As originally proposed, about a quarter of the revenue generated by the “tax” is to be used for advocacy with elected and other government officials. That alone was a frightening concept. When people decide to pay for wine tastings — or to purchase wine at all — they do not decide to pay for advocacy of ideas that they do not know and of which they may not approve. Now, in the promised fifth iteration of the proposal, the proponents are saying that they will not use the money for marketing to the wholesale trade or advocacy. But that language is not yet written and needs to be reviewed. Let’s verify this before we accept that it is included.

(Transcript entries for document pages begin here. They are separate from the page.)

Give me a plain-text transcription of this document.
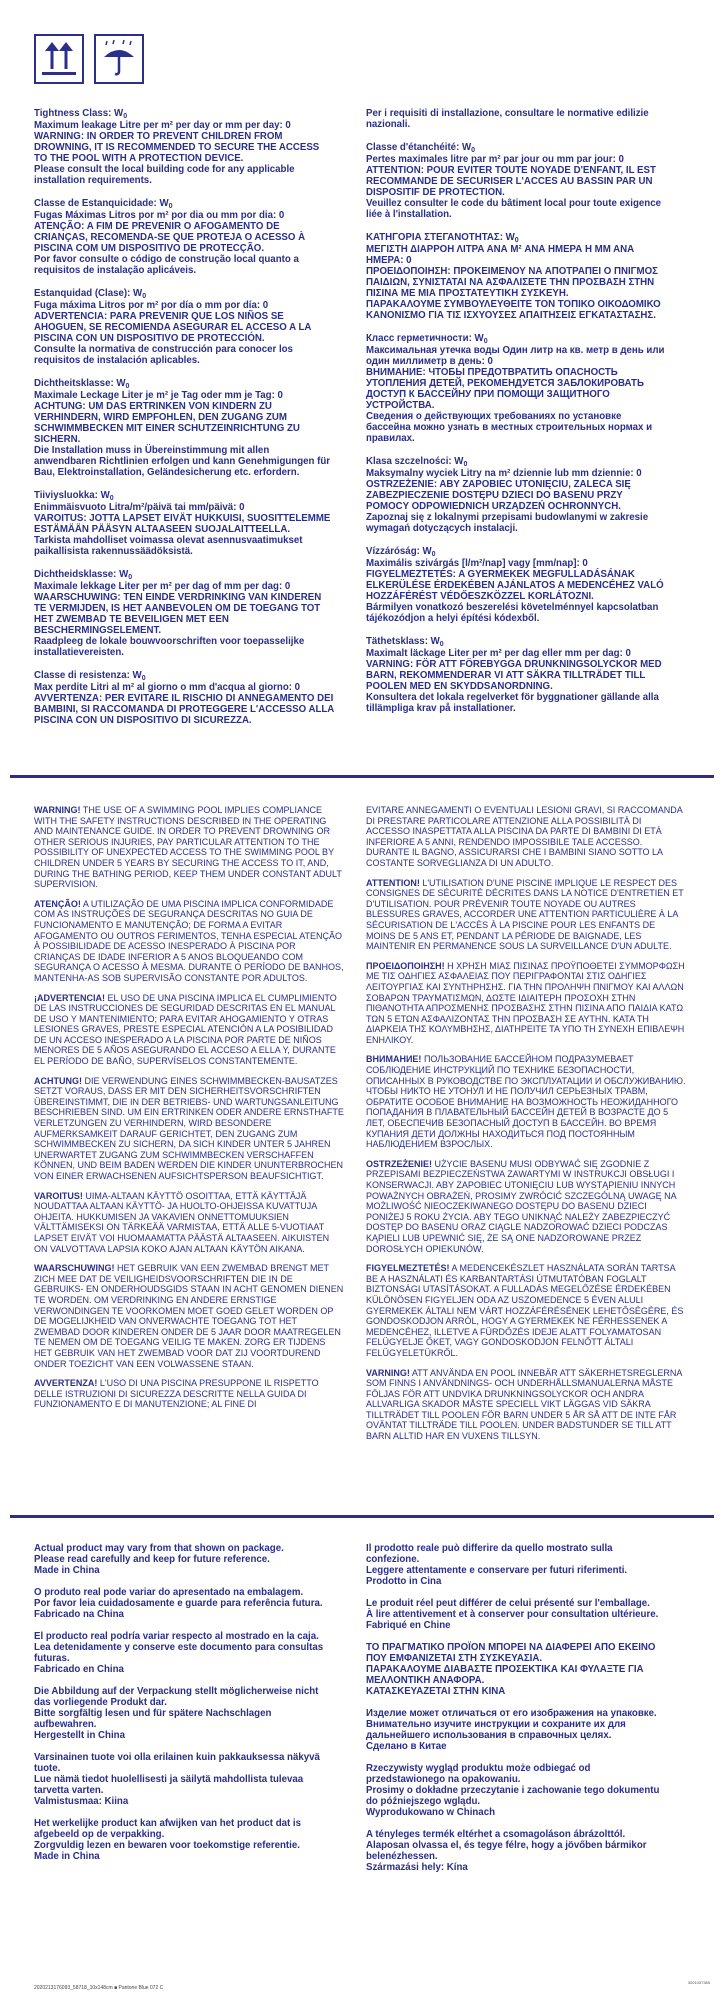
Tightness Class: $W_0$
Maximum leakage Litre per m² per day or mm per day: 0
WARNING: IN ORDER TO PREVENT CHILDREN FROM DROWNING, IT IS RECOMMENDED TO SECURE THE ACCESS TO THE POOL WITH A PROTECTION DEVICE.
Please consult the local building code for any applicable installation requirements.
Classe de Estanquicidade: $W_0$
Fugas Máximas Litros por m² por dia ou mm por dia: 0
ATENÇÃO: A FIM DE PREVENIR O AFOGAMENTO DE CRIANÇAS, RECOMENDA-SE QUE PROTEJA O ACESSO À PISCINA COM UM DISPOSITIVO DE PROTECÇÃO.
Por favor consulte o código de construção local quanto a requisitos de instalação aplicáveis.
Estanquidad (Clase): $W_0$
Fuga máxima Litros por m² por día o mm por día: 0
ADVERTENCIA: PARA PREVENIR QUE LOS NIÑOS SE AHOGUEN, SE RECOMIENDA ASEGURAR EL ACCESO A LA PISCINA CON UN DISPOSITIVO DE PROTECCIÓN.
Consulte la normativa de construcción para conocer los requisitos de instalación aplicables.
Dichtheitsklasse: $W_0$
Maximale Leckage Liter je m² je Tag oder mm je Tag: 0
ACHTUNG: UM DAS ERTRINKEN VON KINDERN ZU VERHINDERN, WIRD EMPFOHLEN, DEN ZUGANG ZUM SCHWIMMBECKEN MIT EINER SCHUTZEINRICHTUNG ZU SICHERN.
Die Installation muss in Übereinstimmung mit allen anwendbaren Richtlinien erfolgen und kann Genehmigungen für Bau, Elektroinstallation, Geländesicherung etc. erfordern.
Tiiviysluokka: $W_0$
Enimmäisvuoto Litra/m²/päivä tai mm/päivä: 0
VAROITUS: JOTTA LAPSET EIVÄT HUKKUISI, SUOSITTELEMME ESTÄMÄÄN PÄÄSYN ALTAASEEN SUOJALAITTEELLA.
Tarkista mahdolliset voimassa olevat asennusvaatimukset paikallisista rakennussäädöksistä.
Dichtheidsklasse: $W_0$
Maximale lekkage Liter per m² per dag of mm per dag: 0
WAARSCHUWING: TEN EINDE VERDRINKING VAN KINDEREN TE VERMIJDEN, IS HET AANBEVOLEN OM DE TOEGANG TOT HET ZWEMBAD TE BEVEILIGEN MET EEN BESCHERMINGSELEMENT.
Raadpleeg de lokale bouwvoorschriften voor toepasselijke installatievereisten.
Classe di resistenza: $W_0$
Max perdite Litri al m² al giorno o mm d'acqua al giorno: 0
AVVERTENZA: PER EVITARE IL RISCHIO DI ANNEGAMENTO DEI BAMBINI, SI RACCOMANDA DI PROTEGGERE L'ACCESSO ALLA PISCINA CON UN DISPOSITIVO DI SICUREZZA.
Per i requisiti di installazione, consultare le normative edilizie nazionali.
Classe d'étanchéité: $W_0$
Pertes maximales litre par m² par jour ou mm par jour: 0
ATTENTION: POUR EVITER TOUTE NOYADE D'ENFANT, IL EST RECOMMANDE DE SECURISER L'ACCES AU BASSIN PAR UN DISPOSITIF DE PROTECTION.
Veuillez consulter le code du bâtiment local pour toute exigence liée à l'installation.
ΚΑΤΗΓΟΡΙΑ ΣΤΕΓΑΝΟΤΗΤΑΣ: $W_0$
ΜΕΓΙΣΤΗ ΔΙΑΡΡΟΗ ΛΙΤΡΑ ΑΝΑ M² ΑΝΑ ΗΜΕΡΑ Η ΜΜ ΑΝΑ ΗΜΕΡΑ: 0
ΠΡΟΕΙΔΟΠΟΙΗΣΗ: ΠΡΟΚΕΙΜΕΝΟΥ ΝΑ ΑΠΟΤΡΑΠΕΙ Ο ΠΝΙΓΜΟΣ ΠΑΙΔΙΩΝ, ΣΥΝΙΣΤΑΤΑΙ ΝΑ ΑΣΦΑΛΙΣΕΤΕ ΤΗΝ ΠΡΟΣΒΑΣΗ ΣΤΗΝ ΠΙΣΙΝΑ ΜΕ ΜΙΑ ΠΡΟΣΤΑΤΕΥΤΙΚΗ ΣΥΣΚΕΥΗ.
ΠΑΡΑΚΑΛΟΥΜΕ ΣΥΜΒΟΥΛΕΥΘΕΙΤΕ ΤΟΝ ΤΟΠΙΚΟ ΟΙΚΟΔΟΜΙΚΟ ΚΑΝΟΝΙΣΜΟ ΓΙΑ ΤΙΣ ΙΣΧΥΟΥΣΕΣ ΑΠΑΙΤΗΣΕΙΣ ΕΓΚΑΤΑΣΤΑΣΗΣ.
Класс герметичности: $W_0$
Максимальная утечка воды Один литр на кв. метр в день или один миллиметр в день: 0
ВНИМАНИЕ: ЧТОБЫ ПРЕДОТВРАТИТЬ ОПАСНОСТЬ УТОПЛЕНИЯ ДЕТЕЙ, РЕКОМЕНДУЕТСЯ ЗАБЛОКИРОВАТЬ ДОСТУП К БАССЕЙНУ ПРИ ПОМОЩИ ЗАЩИТНОГО УСТРОЙСТВА.
Сведения о действующих требованиях по установке бассейна можно узнать в местных строительных нормах и правилах.
Klasa szczelności: $W_0$
Maksymalny wyciek Litry na m² dziennie lub mm dziennie: 0
OSTRZEŻENIE: ABY ZAPOBIEC UTONIĘCIU, ZALECA SIĘ ZABEZPIECZENIE DOSTĘPU DZIECI DO BASENU PRZY POMOCY ODPOWIEDNICH URZĄDZEŃ OCHRONNYCH.
Zapoznaj się z lokalnymi przepisami budowlanymi w zakresie wymagań dotyczących instalacji.
Vízzáróság: $W_0$
Maximális szivárgás [l/m²/nap] vagy [mm/nap]: 0
FIGYELMEZTETÉS: A GYERMEKEK MEGFULLADÁSÁNAK ELKERÜLÉSE ÉRDEKÉBEN AJÁNLATOS A MEDENCÉHEZ VALÓ HOZZÁFÉRÉST VÉDŐESZKÖZZEL KORLÁTOZNI.
Bármilyen vonatkozó beszerelési követelménnyel kapcsolatban tájékozódjon a helyi építési kódexből.
Täthetsklass: $W_0$
Maximalt läckage Liter per m² per dag eller mm per dag: 0
VARNING: FÖR ATT FÖREBYGGA DRUNKNINGSOLYCKOR MED BARN, REKOMMENDERAR VI ATT SÄKRA TILLTRÄDET TILL POOLEN MED EN SKYDDSANORDNING.
Konsultera det lokala regelverket för byggnationer gällande alla tillämpliga krav på installationer.

WARNING! THE USE OF A SWIMMING POOL IMPLIES COMPLIANCE WITH THE SAFETY INSTRUCTIONS DESCRIBED IN THE OPERATING AND MAINTENANCE GUIDE. IN ORDER TO PREVENT DROWNING OR OTHER SERIOUS INJURIES, PAY PARTICULAR ATTENTION TO THE POSSIBILITY OF UNEXPECTED ACCESS TO THE SWIMMING POOL BY CHILDREN UNDER 5 YEARS BY SECURING THE ACCESS TO IT, AND, DURING THE BATHING PERIOD, KEEP THEM UNDER CONSTANT ADULT SUPERVISION.

ATENÇÃO! A UTILIZAÇÃO DE UMA PISCINA IMPLICA CONFORMIDADE COM AS INSTRUÇÕES DE SEGURANÇA DESCRITAS NO GUIA DE FUNCIONAMENTO E MANUTENÇÃO; DE FORMA A EVITAR AFOGAMENTO OU OUTROS FERIMENTOS, TENHA ESPECIAL ATENÇÃO À POSSIBILIDADE DE ACESSO INESPERADO À PISCINA POR CRIANÇAS DE IDADE INFERIOR A 5 ANOS BLOQUEANDO COM SEGURANÇA O ACESSO À MESMA. DURANTE O PERÍODO DE BANHOS, MANTENHA-AS SOB SUPERVISÃO CONSTANTE POR ADULTOS.

¡ADVERTENCIA! EL USO DE UNA PISCINA IMPLICA EL CUMPLIMIENTO DE LAS INSTRUCCIONES DE SEGURIDAD DESCRITAS EN EL MANUAL DE USO Y MANTENIMIENTO; PARA EVITAR AHOGAMIENTO Y OTRAS LESIONES GRAVES, PRESTE ESPECIAL ATENCIÓN A LA POSIBILIDAD DE UN ACCESO INESPERADO A LA PISCINA POR PARTE DE NIÑOS MENORES DE 5 AÑOS ASEGURANDO EL ACCESO A ELLA Y, DURANTE EL PERÍODO DE BAÑO, SUPERVÍSELOS CONSTANTEMENTE.

ACHTUNG! DIE VERWENDUNG EINES SCHWIMMBECKEN-BAUSATZES SETZT VORAUS, DASS ER MIT DEN SICHERHEITSVORSCHRIFTEN ÜBEREINSTIMMT, DIE IN DER BETRIEBS- UND WARTUNGSANLEITUNG BESCHRIEBEN SIND. UM EIN ERTRINKEN ODER ANDERE ERNSTHAFTE VERLETZUNGEN ZU VERHINDERN, WIRD BESONDERE AUFMERKSAMKEIT DARAUF GERICHTET, DEN ZUGANG ZUM SCHWIMMBECKEN ZU SICHERN, DA SICH KINDER UNTER 5 JAHREN UNERWARTET ZUGANG ZUM SCHWIMMBECKEN VERSCHAFFEN KÖNNEN, UND BEIM BADEN WERDEN DIE KINDER UNUNTERBROCHEN VON EINER ERWACHSENEN AUFSICHTSPERSON BEAUFSICHTIGT.

VAROITUS! UIMA-ALTAAN KÄYTTÖ OSOITTAA, ETTÄ KÄYTTÄJÄ NOUDATTAA ALTAAN KÄYTTÖ- JA HUOLTO-OHJEISSA KUVATTUJA OHJEITA. HUKKUMISEN JA VAKAVIEN ONNETTOMUUKSIEN VÄLTTÄMISEKSI ON TÄRKEÄÄ VARMISTAA, ETTÄ ALLE 5-VUOTIAAT LAPSET EIVÄT VOI HUOMAAMATTA PÄÄSTÄ ALTAASEEN. AIKUISTEN ON VALVOTTAVA LAPSIA KOKO AJAN ALTAAN KÄYTÖN AIKANA.

WAARSCHUWING! HET GEBRUIK VAN EEN ZWEMBAD BRENGT MET ZICH MEE DAT DE VEILIGHEIDSVOORSCHRIFTEN DIE IN DE GEBRUIKS- EN ONDERHOUDSGIDS STAAN IN ACHT GENOMEN DIENEN TE WORDEN. OM VERDRINKING EN ANDERE ERNSTIGE VERWONDINGEN TE VOORKOMEN MOET GOED GELET WORDEN OP DE MOGELIJKHEID VAN ONVERWACHTE TOEGANG TOT HET ZWEMBAD DOOR KINDEREN ONDER DE 5 JAAR DOOR MAATREGELEN TE NEMEN OM DE TOEGANG VEILIG TE MAKEN. ZORG ER TIJDENS HET GEBRUIK VAN HET ZWEMBAD VOOR DAT ZIJ VOORTDUREND ONDER TOEZICHT VAN EEN VOLWASSENE STAAN.

AVVERTENZA! L'USO DI UNA PISCINA PRESUPPONE IL RISPETTO DELLE ISTRUZIONI DI SICUREZZA DESCRITTE NELLA GUIDA DI FUNZIONAMENTO E DI MANUTENZIONE; AL FINE DI

EVITARE ANNEGAMENTI O EVENTUALI LESIONI GRAVI, SI RACCOMANDA DI PRESTARE PARTICOLARE ATTENZIONE ALLA POSSIBILITÀ DI ACCESSO INASPETTATA ALLA PISCINA DA PARTE DI BAMBINI DI ETÀ INFERIORE A 5 ANNI, RENDENDO IMPOSSIBILE TALE ACCESSO. DURANTE IL BAGNO, ASSICURARSI CHE I BAMBINI SIANO SOTTO LA COSTANTE SORVEGLIANZA DI UN ADULTO.

ATTENTION! L'UTILISATION D'UNE PISCINE IMPLIQUE LE RESPECT DES CONSIGNES DE SÉCURITÉ DÉCRITES DANS LA NOTICE D'ENTRETIEN ET D'UTILISATION. POUR PRÉVENIR TOUTE NOYADE OU AUTRES BLESSURES GRAVES, ACCORDER UNE ATTENTION PARTICULIÈRE À LA SÉCURISATION DE L'ACCÈS À LA PISCINE POUR LES ENFANTS DE MOINS DE 5 ANS ET, PENDANT LA PÉRIODE DE BAIGNADE, LES MAINTENIR EN PERMANENCE SOUS LA SURVEILLANCE D'UN ADULTE.

ΠΡΟΕΙΔΟΠΟΙΗΣΗ! Η ΧΡΗΣΗ ΜΙΑΣ ΠΙΣΙΝΑΣ ΠΡΟΫΠΟΘΕΤΕΙ ΣΥΜΜΟΡΦΩΣΗ ΜΕ ΤΙΣ ΟΔΗΓΙΕΣ ΑΣΦΑΛΕΙΑΣ ΠΟΥ ΠΕΡΙΓΡΑΦΟΝΤΑΙ ΣΤΙΣ ΟΔΗΓΙΕΣ ΛΕΙΤΟΥΡΓΙΑΣ ΚΑΙ ΣΥΝΤΗΡΗΣΗΣ. ΓΙΑ ΤΗΝ ΠΡΟΛΗΨΗ ΠΝΙΓΜΟΥ ΚΑΙ ΑΛΛΩΝ ΣΟΒΑΡΩΝ ΤΡΑΥΜΑΤΙΣΜΩΝ, ΔΩΣΤΕ ΙΔΙΑΙΤΕΡΗ ΠΡΟΣΟΧΗ ΣΤΗΝ ΠΙΘΑΝΟΤΗΤΑ ΑΠΡΟΣΜΕΝΗΣ ΠΡΟΣΒΑΣΗΣ ΣΤΗΝ ΠΙΣΙΝΑ ΑΠΟ ΠΑΙΔΙΑ ΚΑΤΩ ΤΩΝ 5 ΕΤΩΝ ΑΣΦΑΛΙΖΟΝΤΑΣ ΤΗΝ ΠΡΟΣΒΑΣΗ ΣΕ ΑΥΤΗΝ. ΚΑΤΑ ΤΗ ΔΙΑΡΚΕΙΑ ΤΗΣ ΚΟΛΥΜΒΗΣΗΣ, ΔΙΑΤΗΡΕΙΤΕ ΤΑ ΥΠΟ ΤΗ ΣΥΝΕΧΗ ΕΠΙΒΛΕΨΗ ΕΝΗΛΙΚΟΥ.

ВНИМАНИЕ! ПОЛЬЗОВАНИЕ БАССЕЙНОМ ПОДРАЗУМЕВАЕТ СОБЛЮДЕНИЕ ИНСТРУКЦИЙ ПО ТЕХНИКЕ БЕЗОПАСНОСТИ, ОПИСАННЫХ В РУКОВОДСТВЕ ПО ЭКСПЛУАТАЦИИ И ОБСЛУЖИВАНИЮ. ЧТОБЫ НИКТО НЕ УТОНУЛ И НЕ ПОЛУЧИЛ СЕРЬЕЗНЫХ ТРАВМ, ОБРАТИТЕ ОСОБОЕ ВНИМАНИЕ НА ВОЗМОЖНОСТЬ НЕОЖИДАННОГО ПОПАДАНИЯ В ПЛАВАТЕЛЬНЫЙ БАССЕЙН ДЕТЕЙ В ВОЗРАСТЕ ДО 5 ЛЕТ, ОБЕСПЕЧИВ БЕЗОПАСНЫЙ ДОСТУП В БАССЕЙН. ВО ВРЕМЯ КУПАНИЯ ДЕТИ ДОЛЖНЫ НАХОДИТЬСЯ ПОД ПОСТОЯННЫМ НАБЛЮДЕНИЕМ ВЗРОСЛЫХ.

OSTRZEŻENIE! UŻYCIE BASENU MUSI ODBYWAĆ SIĘ ZGODNIE Z PRZEPISAMI BEZPIECZEŃSTWA ZAWARTYMI W INSTRUKCJI OBSŁUGI I KONSERWACJI. ABY ZAPOBIEC UTONIĘCIU LUB WYSTĄPIENIU INNYCH POWAŻNYCH OBRAŻEŃ, PROSIMY ZWRÓCIĆ SZCZEGÓLNĄ UWAGĘ NA MOŻLIWOŚĆ NIEOCZEKIWANEGO DOSTĘPU DO BASENU DZIECI PONIŻEJ 5 ROKU ŻYCIA. ABY TEGO UNIKNĄĆ NALEŻY ZABEZPIECZYĆ DOSTĘP DO BASENU ORAZ CIĄGLE NADZOROWAĆ DZIECI PODCZAS KĄPIELI LUB UPEWNIĆ SIĘ, ŻE SĄ ONE NADZOROWANE PRZEZ DOROSŁYCH OPIEKUNÓW.

FIGYELMEZTETÉS! A MEDENCEKÉSZLET HASZNÁLATA SORÁN TARTSA BE A HASZNÁLATI ÉS KARBANTARTÁSI ÚTMUTATÓBAN FOGLALT BIZTONSÁGI UTASÍTÁSOKAT. A FULLADÁS MEGELŐZÉSE ÉRDEKÉBEN KÜLÖNÖSEN FIGYELJEN ODA AZ USZOMEDENCE 5 ÉVEN ALULI GYERMEKEK ÁLTALI NEM VÁRT HOZZÁFÉRÉSÉNEK LEHETŐSÉGÉRE, ÉS GONDOSKODJON ARRÓL, HOGY A GYERMEKEK NE FÉRHESSENEK A MEDENCÉHEZ, ILLETVE A FÜRDŐZÉS IDEJE ALATT FOLYAMATOSAN FELÜGYELJE ŐKET, VAGY GONDOSKODJON FELNŐTT ÁLTALI FELÜGYELETÜKRŐL.

VARNING! ATT ANVÄNDA EN POOL INNEBÄR ATT SÄKERHETSREGLERNA SOM FINNS I ANVÄNDNINGS- OCH UNDERHÅLLSMANUALERNA MÅSTE FÖLJAS FÖR ATT UNDVIKA DRUNKNINGSOLYCKOR OCH ANDRA ALLVARLIGA SKADOR MÅSTE SPECIELL VIKT LÄGGAS VID SÄKRA TILLTRÄDET TILL POOLEN FÖR BARN UNDER 5 ÅR SÅ ATT DE INTE FÅR OVÄNTAT TILLTRÄDE TILL POOLEN. UNDER BADSTUNDER SE TILL ATT BARN ALLTID HAR EN VUXENS TILLSYN.

Actual product may vary from that shown on package.
Please read carefully and keep for future reference.
Made in China
O produto real pode variar do apresentado na embalagem.
Por favor leia cuidadosamente e guarde para referência futura.
Fabricado na China
El producto real podría variar respecto al mostrado en la caja.
Lea detenidamente y conserve este documento para consultas futuras.
Fabricado en China
Die Abbildung auf der Verpackung stellt möglicherweise nicht das vorliegende Produkt dar.
Bitte sorgfältig lesen und für spätere Nachschlagen aufbewahren.
Hergestellt in China
Varsinainen tuote voi olla erilainen kuin pakkauksessa näkyvä tuote.
Lue nämä tiedot huolellisesti ja säilytä mahdollista tulevaa tarvetta varten.
Valmistusmaa: Kiina
Het werkelijke product kan afwijken van het product dat is afgebeeld op de verpakking.
Zorgvuldig lezen en bewaren voor toekomstige referentie.
Made in China
Il prodotto reale può differire da quello mostrato sulla confezione.
Leggere attentamente e conservare per futuri riferimenti.
Prodotto in Cina
Le produit réel peut différer de celui présenté sur l'emballage.
À lire attentivement et à conserver pour consultation ultérieure.
Fabriqué en Chine
ΤΟ ΠΡΑΓΜΑΤΙΚΟ ΠΡΟΪΟΝ ΜΠΟΡΕΙ ΝΑ ΔΙΑΦΕΡΕΙ ΑΠΟ ΕΚΕΙΝΟ ΠΟΥ ΕΜΦΑΝΙΖΕΤΑΙ ΣΤΗ ΣΥΣΚΕΥΑΣΙΑ.
ΠΑΡΑΚΑΛΟΥΜΕ ΔΙΑΒΑΣΤΕ ΠΡΟΣΕΚΤΙΚΑ ΚΑΙ ΦΥΛΑΞΤΕ ΓΙΑ ΜΕΛΛΟΝΤΙΚΗ ΑΝΑΦΟΡΑ.
ΚΑΤΑΣΚΕΥΑΖΕΤΑΙ ΣΤΗΝ ΚΙΝΑ
Изделие может отличаться от его изображения на упаковке.
Внимательно изучите инструкции и сохраните их для дальнейшего использования в справочных целях.
Сделано в Китае
Rzeczywisty wygląd produktu może odbiegać od przedstawionego na opakowaniu.
Prosimy o dokładne przeczytanie i zachowanie tego dokumentu do późniejszego wglądu.
Wyprodukowano w Chinach
A tényleges termék eltérhet a csomagoláson ábrázolttól.
Alaposan olvassa el, és tegye félre, hogy a jövőben bármikor belenézhessen.
Származási hely: Kína
2020213176093_58718_10x148cm ■ Pantone Blue 072 C
3001057385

Second, I believe it has been proven that the proposed mixture of government and free market agencies inherent in this proposal inevitably leads to questionable public policy. We remember bad effects from urban renewal and downtown improvement districts, for example. The demise of a vibrant downtown State Street is attributed by many to the “revival” that forced marginal businesses out of the area and allowed it to be taken over by fund managers and large real estate owners.
We also know that assessments taken of producers and consumers and used for marketing of agricultural products has resulted in laws limiting competition. For example, the price of raisins to consumers was held hostage for decades to a similar agricultural board, California dairy products were artificially restrained, table grape production was limited and so forth. These groups invariably represent the profit and marketing interests of the growers over those of the public in general.
Finally, this is a tax, pure and simple. Taxes should be voted on by the people being asked to pay them. Instead it is noted by advocates of the proposal that as the “fee” will be paid by nonresidents, we really need not concern ourselves with the equity. After all, they are not going to even notice it.
This is pretty blatant hypocrisy. If people are being asked to pay a tax, such as the transient-occupancy tax in hotels, we require a public vote to proceed. This transient consumption fee should be seen in the same light.